Within months of coming to power, Kim telegraphed North Korea’s intentions by amending its constitution to proclaim itself a nuclear state. The execution of Jang in 2013 sealed Beijing’s distrust of the young leader.
“Of course the Chinese were not happy,” said a foreign diplomat in Beijing focused on North Korea. “Executing your uncle, that’s from the feudal ages.”
In an attempt to warm ties, Xi sent high-ranking Communist Party official Liu Yunshan to attend the North’s October 2015 military parade marking the 70th anniversary of the founding of the Workers’ Party of Korea.
Liu hand-delivered a letter from Xi praising Kim’s leadership and including congratulations not just from the Chinese Communist Party but Xi’s personal “cordial wishes” in a powerful show of respect.
Xi’s overture has been repaid with increasingly brazen actions by Pyongyang, which many observers believe are timed for maximum embarrassment to Beijing.

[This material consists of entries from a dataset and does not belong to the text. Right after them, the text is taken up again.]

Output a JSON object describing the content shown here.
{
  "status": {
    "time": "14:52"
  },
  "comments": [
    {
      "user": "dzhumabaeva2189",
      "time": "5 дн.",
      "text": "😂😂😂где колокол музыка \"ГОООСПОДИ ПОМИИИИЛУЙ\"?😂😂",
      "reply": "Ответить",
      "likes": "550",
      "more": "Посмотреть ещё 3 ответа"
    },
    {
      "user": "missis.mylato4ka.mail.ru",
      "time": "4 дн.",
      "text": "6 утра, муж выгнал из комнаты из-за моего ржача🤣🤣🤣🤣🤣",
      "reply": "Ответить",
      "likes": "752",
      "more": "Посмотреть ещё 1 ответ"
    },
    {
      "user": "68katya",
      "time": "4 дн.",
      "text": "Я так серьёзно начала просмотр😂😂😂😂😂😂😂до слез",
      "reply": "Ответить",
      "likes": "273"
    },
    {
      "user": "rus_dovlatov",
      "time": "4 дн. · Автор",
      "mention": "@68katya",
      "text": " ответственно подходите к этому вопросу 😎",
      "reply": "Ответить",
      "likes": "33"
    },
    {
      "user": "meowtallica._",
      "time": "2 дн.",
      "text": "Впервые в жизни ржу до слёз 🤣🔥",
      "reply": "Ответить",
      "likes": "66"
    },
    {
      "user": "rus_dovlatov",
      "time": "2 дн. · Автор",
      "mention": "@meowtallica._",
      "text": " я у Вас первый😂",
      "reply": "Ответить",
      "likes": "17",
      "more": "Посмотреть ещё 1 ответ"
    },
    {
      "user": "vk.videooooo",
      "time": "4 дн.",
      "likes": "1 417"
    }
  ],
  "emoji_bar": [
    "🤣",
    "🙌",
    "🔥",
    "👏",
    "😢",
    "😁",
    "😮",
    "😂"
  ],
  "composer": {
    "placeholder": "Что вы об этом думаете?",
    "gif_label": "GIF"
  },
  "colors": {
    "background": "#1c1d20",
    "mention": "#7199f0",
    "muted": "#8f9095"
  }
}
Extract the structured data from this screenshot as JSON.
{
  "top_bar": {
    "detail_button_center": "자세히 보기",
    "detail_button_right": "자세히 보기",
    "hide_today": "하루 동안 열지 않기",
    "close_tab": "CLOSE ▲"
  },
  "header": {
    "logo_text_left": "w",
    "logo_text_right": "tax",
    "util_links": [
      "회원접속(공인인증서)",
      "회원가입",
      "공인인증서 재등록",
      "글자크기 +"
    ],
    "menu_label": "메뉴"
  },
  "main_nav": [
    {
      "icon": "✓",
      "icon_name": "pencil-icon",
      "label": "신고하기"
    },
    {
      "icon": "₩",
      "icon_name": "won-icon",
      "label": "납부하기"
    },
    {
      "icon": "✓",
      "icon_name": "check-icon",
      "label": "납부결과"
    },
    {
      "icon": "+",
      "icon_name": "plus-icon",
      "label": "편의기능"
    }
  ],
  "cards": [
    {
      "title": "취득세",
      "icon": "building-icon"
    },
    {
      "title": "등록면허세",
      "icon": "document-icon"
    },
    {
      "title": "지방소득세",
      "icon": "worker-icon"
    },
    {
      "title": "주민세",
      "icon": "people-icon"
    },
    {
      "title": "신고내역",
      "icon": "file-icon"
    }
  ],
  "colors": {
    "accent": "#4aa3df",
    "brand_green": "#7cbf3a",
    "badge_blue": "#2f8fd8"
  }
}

Sunday’s nuclear test, for example, took place as China hosted a BRICS summit, while in May, the North launched a long-range missile just hours before the Belt and Road Forum, dedicated to Xi’s signature foreign policy initiative.
Mao Zedong’s description of North Korea’s relationship with China is typically mischaracterised as being as close as “lips and teeth”.
His words are better translated as: “If the lips are gone, the teeth will be cold,” a reference to the strategic importance of the North as a geographical security buffer.
Despite its resentment at the pressure North Korea’s actions have put it under, Beijing refrains from taking too hard a line.
It said little when Kim Jong Un’s half-brother was assassinated in February at Kuala Lumpur’s airport. The half-brother, Kim Jong Nam, had been seen as a potential rival for power in Pyongyang and had lived for years in Beijing, then Macau.
An editorial in China’s influential Global Times warned after Pyongyang’s latest nuclear test that cutting off North Korea’s oil would redirect the conflict to one between North Korea and China.
Zhao Tong, a North Korea expert at the Carnegie-Tsinghua Center in Beijing, said North Korea was deeply unhappy with China’s backing of earlier UN sanctions.
“If China supports more radical economic sanctions that directly threaten the stability of the regime, then it is possible that North Korea becomes as hostile to China as to the United States.”
(This refiled version of the story removes reference to uncle in paragraph 18).